Rodolphe Smit

Si vous êtes âgés de cinquante ans et plus, vous vous souvenez peut-être d’un célèbre prédicateur oblat, grand serviteur de Marie, qui parlait bien français mais avec un léger accent étranger. Vers 1945, il a prêché un « mois de Marie » fort goûté dans les paroisses Saint-Sauveur de Québec, Saint-Pierre de Montréal et la cathédrale de Saint-Jean. Durant la neuvaine de l’Assomption, à Cap-de-la-Madeleine, il avait ravi des milliers de pèlerins par son verbe onctueux et ses anecdotes mariales. Peut-être avez-vous reconnu le père Rodolphe Smit, o.m.i. ?

Prédicateur de Marie
Il est né en Hollande, le 2 octobre 1892. Il fait ses études classiques en Suisse et il entre au noviciat oblat de Belgique en 1911. Après ses vœux perpétuels, en 1915, il se rend à Rome pour y étudier la théologie. Ordonné prêtre en 1917, il est envoyé dès l’année suivante dans l’Ouest canadien.

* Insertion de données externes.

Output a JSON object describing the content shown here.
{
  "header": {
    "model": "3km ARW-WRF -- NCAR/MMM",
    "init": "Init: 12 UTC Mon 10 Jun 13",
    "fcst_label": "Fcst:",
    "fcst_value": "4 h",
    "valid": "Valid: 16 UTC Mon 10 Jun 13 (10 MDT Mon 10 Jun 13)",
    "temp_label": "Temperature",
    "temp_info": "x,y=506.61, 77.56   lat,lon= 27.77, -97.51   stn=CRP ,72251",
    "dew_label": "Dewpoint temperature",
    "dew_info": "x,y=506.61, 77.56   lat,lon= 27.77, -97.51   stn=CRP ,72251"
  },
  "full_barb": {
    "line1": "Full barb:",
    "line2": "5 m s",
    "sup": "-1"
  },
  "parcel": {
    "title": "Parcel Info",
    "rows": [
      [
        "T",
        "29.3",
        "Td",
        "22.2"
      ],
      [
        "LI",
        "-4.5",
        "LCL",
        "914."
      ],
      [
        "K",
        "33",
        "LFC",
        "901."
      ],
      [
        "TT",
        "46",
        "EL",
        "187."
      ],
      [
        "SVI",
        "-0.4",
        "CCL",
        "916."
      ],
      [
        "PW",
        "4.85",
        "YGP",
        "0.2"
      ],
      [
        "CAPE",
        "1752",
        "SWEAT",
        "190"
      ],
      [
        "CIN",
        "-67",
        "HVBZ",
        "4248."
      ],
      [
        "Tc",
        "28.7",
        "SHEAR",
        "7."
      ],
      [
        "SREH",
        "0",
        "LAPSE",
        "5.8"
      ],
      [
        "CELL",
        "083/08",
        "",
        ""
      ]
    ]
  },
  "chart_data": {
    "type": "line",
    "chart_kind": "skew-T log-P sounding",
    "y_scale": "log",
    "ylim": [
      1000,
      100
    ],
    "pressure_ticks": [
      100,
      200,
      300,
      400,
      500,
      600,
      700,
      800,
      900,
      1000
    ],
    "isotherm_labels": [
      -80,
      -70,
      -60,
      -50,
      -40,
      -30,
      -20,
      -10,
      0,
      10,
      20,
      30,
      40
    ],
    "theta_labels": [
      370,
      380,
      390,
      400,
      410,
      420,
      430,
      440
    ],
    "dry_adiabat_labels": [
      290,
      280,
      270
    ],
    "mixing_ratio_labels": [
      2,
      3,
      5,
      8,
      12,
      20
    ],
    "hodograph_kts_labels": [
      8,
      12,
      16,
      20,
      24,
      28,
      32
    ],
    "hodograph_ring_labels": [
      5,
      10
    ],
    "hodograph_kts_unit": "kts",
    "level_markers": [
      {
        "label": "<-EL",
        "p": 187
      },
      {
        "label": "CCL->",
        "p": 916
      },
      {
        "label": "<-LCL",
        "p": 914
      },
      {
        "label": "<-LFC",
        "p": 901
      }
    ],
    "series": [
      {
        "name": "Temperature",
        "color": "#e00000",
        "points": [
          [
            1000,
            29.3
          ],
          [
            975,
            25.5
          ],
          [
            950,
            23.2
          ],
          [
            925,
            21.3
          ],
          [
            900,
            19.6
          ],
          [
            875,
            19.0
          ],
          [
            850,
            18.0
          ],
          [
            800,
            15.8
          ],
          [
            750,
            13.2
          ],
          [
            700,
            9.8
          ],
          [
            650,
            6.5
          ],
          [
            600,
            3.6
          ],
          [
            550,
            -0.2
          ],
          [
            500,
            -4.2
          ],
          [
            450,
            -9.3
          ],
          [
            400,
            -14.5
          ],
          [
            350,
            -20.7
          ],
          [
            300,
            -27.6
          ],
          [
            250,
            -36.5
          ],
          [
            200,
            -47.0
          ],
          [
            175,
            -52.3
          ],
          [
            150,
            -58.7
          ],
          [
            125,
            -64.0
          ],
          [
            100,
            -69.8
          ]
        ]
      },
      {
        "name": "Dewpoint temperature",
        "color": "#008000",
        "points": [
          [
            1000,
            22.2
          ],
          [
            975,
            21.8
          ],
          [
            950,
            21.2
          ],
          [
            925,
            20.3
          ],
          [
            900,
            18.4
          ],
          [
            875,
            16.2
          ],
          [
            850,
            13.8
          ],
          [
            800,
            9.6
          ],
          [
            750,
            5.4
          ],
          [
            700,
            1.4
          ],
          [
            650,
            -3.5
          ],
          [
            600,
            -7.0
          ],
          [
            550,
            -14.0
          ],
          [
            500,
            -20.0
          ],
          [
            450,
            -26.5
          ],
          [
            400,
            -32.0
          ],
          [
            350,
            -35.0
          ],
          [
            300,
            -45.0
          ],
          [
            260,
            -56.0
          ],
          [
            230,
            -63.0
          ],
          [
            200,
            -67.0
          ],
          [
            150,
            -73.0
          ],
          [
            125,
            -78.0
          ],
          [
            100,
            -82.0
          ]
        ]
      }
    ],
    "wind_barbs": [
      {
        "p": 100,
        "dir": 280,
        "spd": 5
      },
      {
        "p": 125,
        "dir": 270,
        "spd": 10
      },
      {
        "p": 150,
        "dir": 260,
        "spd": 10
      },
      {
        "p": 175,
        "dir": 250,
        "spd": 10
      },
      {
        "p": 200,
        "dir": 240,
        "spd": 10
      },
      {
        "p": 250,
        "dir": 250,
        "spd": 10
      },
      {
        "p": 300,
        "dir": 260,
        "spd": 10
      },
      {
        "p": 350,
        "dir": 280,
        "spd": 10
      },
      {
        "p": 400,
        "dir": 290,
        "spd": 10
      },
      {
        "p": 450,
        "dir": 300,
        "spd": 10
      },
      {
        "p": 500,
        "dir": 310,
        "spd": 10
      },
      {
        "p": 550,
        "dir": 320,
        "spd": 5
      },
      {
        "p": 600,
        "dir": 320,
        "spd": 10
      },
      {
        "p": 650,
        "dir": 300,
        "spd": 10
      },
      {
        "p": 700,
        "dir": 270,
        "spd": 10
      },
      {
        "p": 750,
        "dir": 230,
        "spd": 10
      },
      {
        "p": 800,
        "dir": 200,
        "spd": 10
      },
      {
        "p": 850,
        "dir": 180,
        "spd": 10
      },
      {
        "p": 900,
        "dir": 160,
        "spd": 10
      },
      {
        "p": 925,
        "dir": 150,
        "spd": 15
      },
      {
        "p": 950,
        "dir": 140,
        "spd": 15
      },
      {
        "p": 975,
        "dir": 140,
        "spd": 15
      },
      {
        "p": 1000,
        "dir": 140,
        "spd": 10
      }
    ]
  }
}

D’abord professeur au scolasticat d’Edmonton, il exerce ensuite durant une quinzaine d’années, son ministère dans les paroisses de Saint-Albert et Saint-Joachim d’Edmonton. En 1934, il est rattaché à la province franco-américaine de la Nouvelle Angleterre où il s’adonne exclusivement à la prédication de retraites paroissiales, sacerdotales et religieuses. Il parcourt les États-Unis et le Canada, de l’est à l’ouest, prêchant d’affilée des semaines et des mois, aussi bien en français qu’en anglais, en allemand aussi bien qu’en italien. Son entrain, partout où il séjourne, va de pair avec la vivacité de sa prédication. Il insiste surtout sur la dévotion à la très sainte Vierge en qui il a une confiance inébranlable. Sa longue expérience des âmes et ses nombreux voyages lui ont fourni mille preuves pour étayer cette confiance envers Celle qu’on n’invoque jamais en vain.

Accident mortel
Je me rappelle encore la belle retraite mariale que le père Smit a prêchée aux Oblats, à Ville La Salle, en 1944. Il nous avait alors cité un exemple de la protection évidente de Marie dont il avait été lui-même le témoin émerveillé. Un jour qu’il voyageait en train, dans l’ouest des États-Unis, au Montana, une roue d’un wagon fit défaut et le train dut s’arrêter pendant quelques heures pour faire les réparations. On était dans un endroit isolé où le train n’ arrête que rarement et sur signal. Le père Smit profite alors de ces moments de répit pour descendre et se dégourdir les jambes sur le quai de la gare. Soudainement surgit une automobile. Un homme ouvre la portière et crie au clergyman tout surpris : « Êtes-vous un prêtre catholique ? Venez donc avec moi. Il y a un terrible accident tout près d’ici. » On se hâte vers un champ voisin où quelques hommes s’affairent à retourner un tracteur agricole qui vient d’écraser un homme sous son poids.

Coïncidence providentielle
Le malheureux va bientôt mourir, de toute évidence, mais il peut encore parler : « Êtes-vous prêtre ? » soupire-t-il avec peine. « Parlez-vous allemand ? Entendez ma confession, pour l’amour de Dieu. » Le père Smit exhorte le moribond au regret de ses fautes, lui donne l’absolution et, pour lui donner confiance, ajoute cette réflexion : « Quelle extraordinaire coïncidence, n’est-ce pas, mon bon ami ! Comment se fait-il que le train se soit immobilisé dans cet endroit éloigné, car, si j’ai bien compris, il n’y a pas de prêtre à 50 milles à la ronde ! Comment se fait-il que je sois sorti du train juste au bon moment ? Comment se fait-il que je parle allemand ? » L’homme eut alors assez de force pour répondre, dans un filet de voix à peine perceptible : « Depuis que j’ai quitté ma Bavière natale pour ce pays d’Amérique, tous les soirs j’ai prié Marie. Je l’ai suppliée de permettre qu’au moment de ma mort, je puisse avoir à mes côtés un prêtre qui parle ma propre langue. » Il commence alors, en allemand, cette belle prière : « Souvenez-vous, ô douce Vierge-Marie, qu’on n’a jamais entendu dire… » Mais il est incapable de terminer. Déjà la Mère de Miséricorde conduisait son âme vers le Père.